Wed, 30 Jul 2025 | BUSINESS SALE
Private equity-backed accountancy group BK Plus has continued its acquisitive growth with a deal for a prominent firm based in the North East. The acquisition of Read Milburn builds on BK Plus’ existing presence in Jesmond, Newcastle, where the West Midlands-based group opened one of its first regional offices outside of the Midlands.
Based in North Shields, Read Milburn supports a wide range of clients spanning businesses and charitable organisations. The company provides tailored advice covering taxation, accounting, payroll and company secretarial services.
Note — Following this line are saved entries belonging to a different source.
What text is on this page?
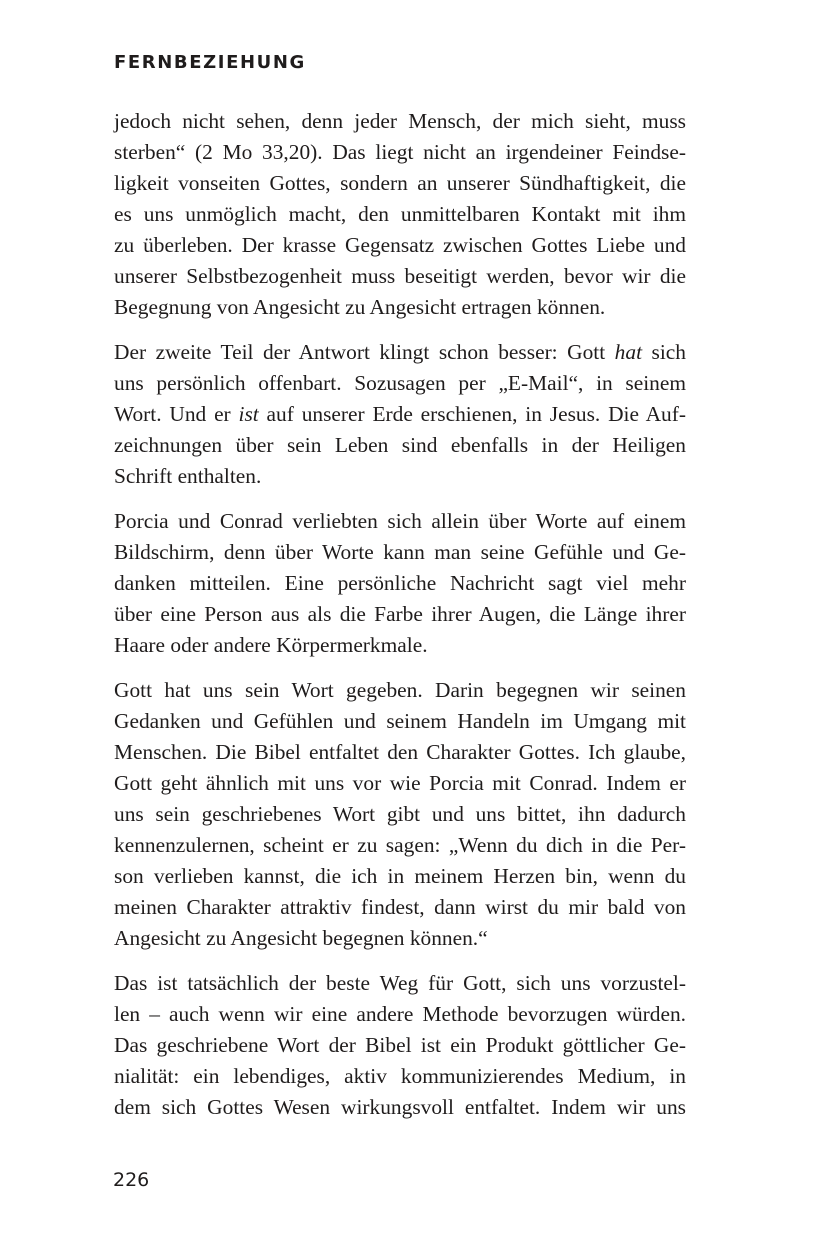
FERNBEZIEHUNG
jedoch nicht sehen, denn jeder Mensch, der mich sieht, muss
sterben“ (2 Mo 33,20). Das liegt nicht an irgendeiner Feindse-
ligkeit vonseiten Gottes, sondern an unserer Sündhaftigkeit, die
es uns unmöglich macht, den unmittelbaren Kontakt mit ihm
zu überleben. Der krasse Gegensatz zwischen Gottes Liebe und
unserer Selbstbezogenheit muss beseitigt werden, bevor wir die
Begegnung von Angesicht zu Angesicht ertragen können.
Der zweite Teil der Antwort klingt schon besser: Gott hat sich
uns persönlich offenbart. Sozusagen per „E-Mail“, in seinem
Wort. Und er ist auf unserer Erde erschienen, in Jesus. Die Auf-
zeichnungen über sein Leben sind ebenfalls in der Heiligen
Schrift enthalten.
Porcia und Conrad verliebten sich allein über Worte auf einem
Bildschirm, denn über Worte kann man seine Gefühle und Ge-
danken mitteilen. Eine persönliche Nachricht sagt viel mehr
über eine Person aus als die Farbe ihrer Augen, die Länge ihrer
Haare oder andere Körpermerkmale.
Gott hat uns sein Wort gegeben. Darin begegnen wir seinen
Gedanken und Gefühlen und seinem Handeln im Umgang mit
Menschen. Die Bibel entfaltet den Charakter Gottes. Ich glaube,
Gott geht ähnlich mit uns vor wie Porcia mit Conrad. Indem er
uns sein geschriebenes Wort gibt und uns bittet, ihn dadurch
kennenzulernen, scheint er zu sagen: „Wenn du dich in die Per-
son verlieben kannst, die ich in meinem Herzen bin, wenn du
meinen Charakter attraktiv findest, dann wirst du mir bald von
Angesicht zu Angesicht begegnen können.“
Das ist tatsächlich der beste Weg für Gott, sich uns vorzustel-
len – auch wenn wir eine andere Methode bevorzugen würden.
Das geschriebene Wort der Bibel ist ein Produkt göttlicher Ge-
nialität: ein lebendiges, aktiv kommunizierendes Medium, in
dem sich Gottes Wesen wirkungsvoll entfaltet. Indem wir uns
226
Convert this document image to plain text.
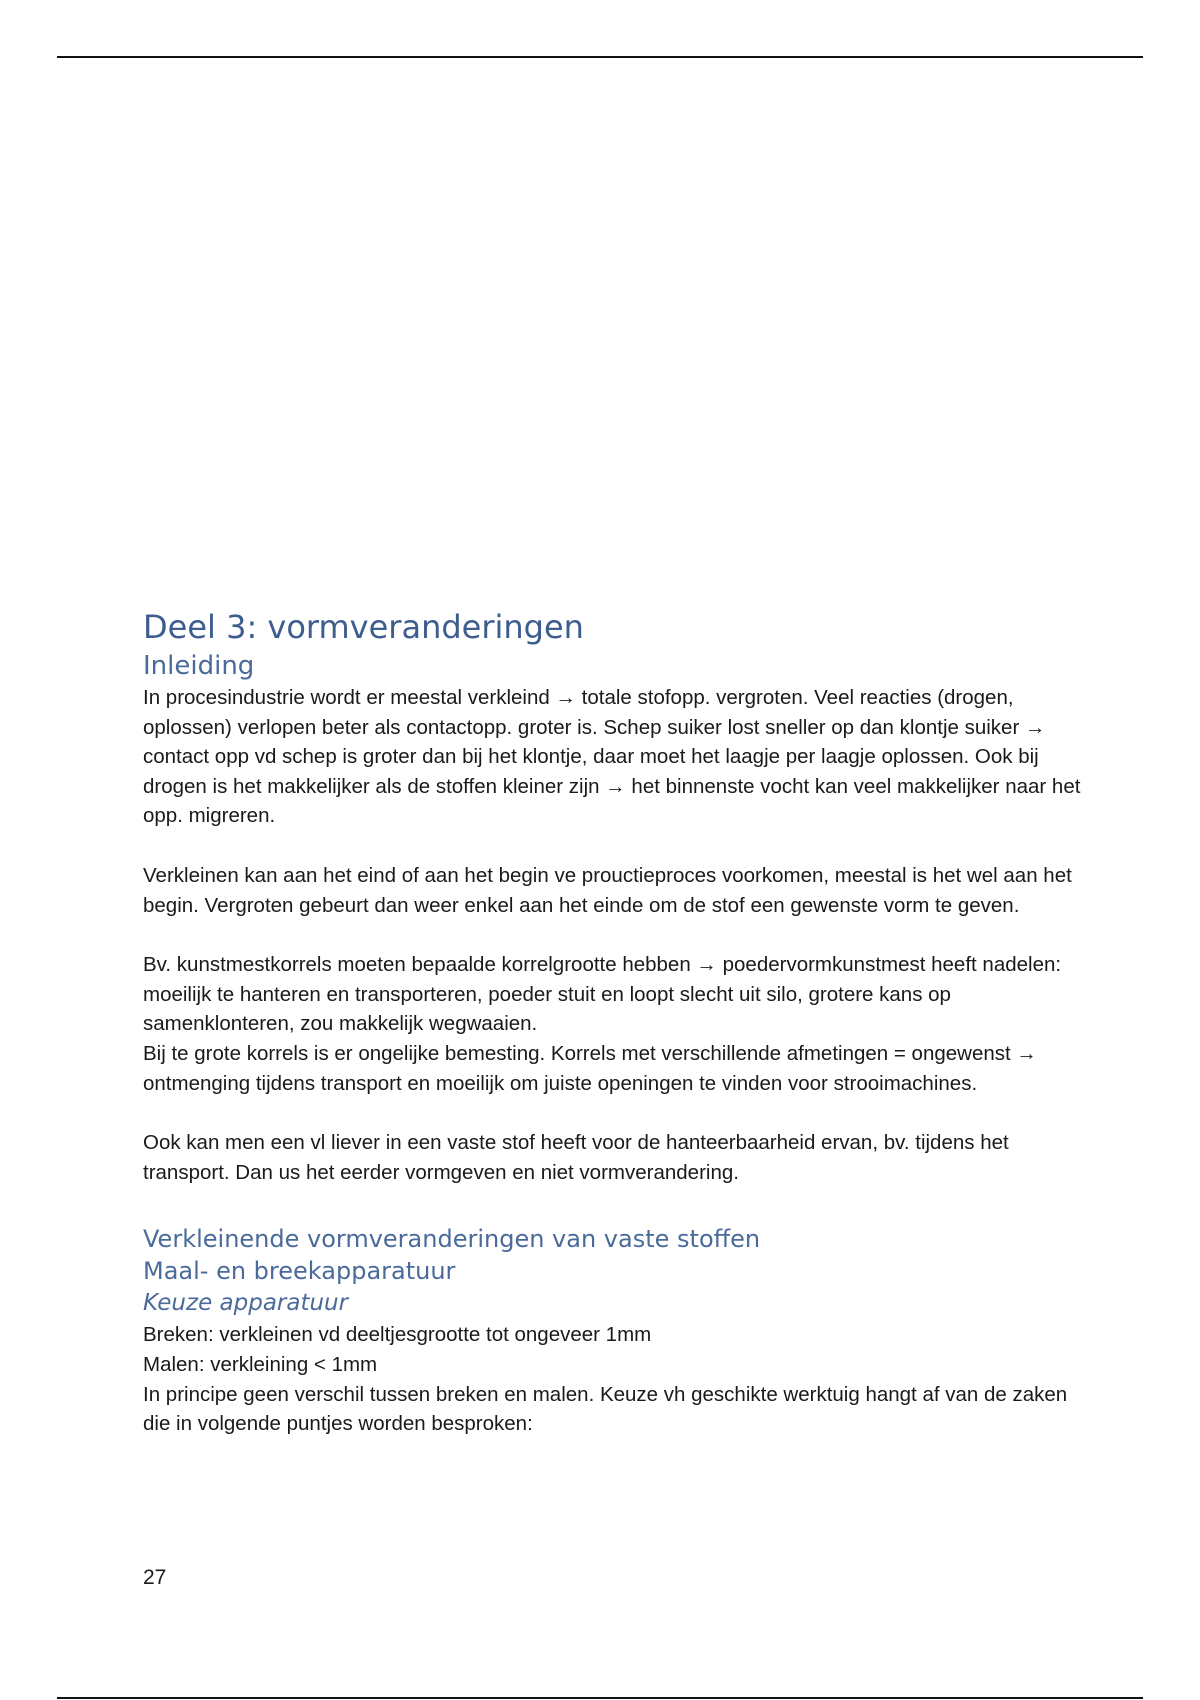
Deel 3: vormveranderingen
Inleiding

In procesindustrie wordt er meestal verkleind → totale stofopp. vergroten. Veel reacties (drogen, oplossen) verlopen beter als contactopp. groter is. Schep suiker lost sneller op dan klontje suiker → contact opp vd schep is groter dan bij het klontje, daar moet het laagje per laagje oplossen. Ook bij drogen is het makkelijker als de stoffen kleiner zijn → het binnenste vocht kan veel makkelijker naar het opp. migreren.

Verkleinen kan aan het eind of aan het begin ve prouctieproces voorkomen, meestal is het wel aan het begin. Vergroten gebeurt dan weer enkel aan het einde om de stof een gewenste vorm te geven.

Bv. kunstmestkorrels moeten bepaalde korrelgrootte hebben → poedervormkunstmest heeft nadelen: moeilijk te hanteren en transporteren, poeder stuit en loopt slecht uit silo, grotere kans op samenklonteren, zou makkelijk wegwaaien.

Bij te grote korrels is er ongelijke bemesting. Korrels met verschillende afmetingen = ongewenst → ontmenging tijdens transport en moeilijk om juiste openingen te vinden voor strooimachines.

Ook kan men een vl liever in een vaste stof heeft voor de hanteerbaarheid ervan, bv. tijdens het transport. Dan us het eerder vormgeven en niet vormverandering.

Verkleinende vormveranderingen van vaste stoffen
Maal- en breekapparatuur
Keuze apparatuur

Breken: verkleinen vd deeltjesgrootte tot ongeveer 1mm

Malen: verkleining < 1mm

In principe geen verschil tussen breken en malen. Keuze vh geschikte werktuig hangt af van de zaken die in volgende puntjes worden besproken:

27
According to BK Plus, the company has built a strong reputation in the region and is known for close client relationships. The buyer adds that the deal will enhance its offering to clients in the region, while providing Read Milburn’s clients with access to a broader range of services, alongside the same level of support they have previously received.
The Read Milburn team will be integrated into BK Plus’ Jesmond office over the coming months. The deal continues BK Plus’ rapid acquisitive growth, which has seen it expand from a single office to 30 locations within four years.
The group, which is backed by Palatine, now has more than 600 staff nationwide and has established itself as one of the fastest-growing accountancy firms in the UK.
Dawn Walton, partner at BK Plus, said: "Read Milburn is exactly the type of firm we want to work with. They have great relationships with their clients, they know their region, and they deliver the kind of advice that makes a real difference to business owners.”
"Together, we can offer even more support to SMEs across the North East, while keeping what matters most – local people delivering local services in local offices."
Read Milburn partner Nick Liley commented: "Joining BK Plus means we can keep delivering the same personal service but with the added strength of a national firm behind us. It opens up new opportunities for our clients and our team, and we’re excited about what this means for the future."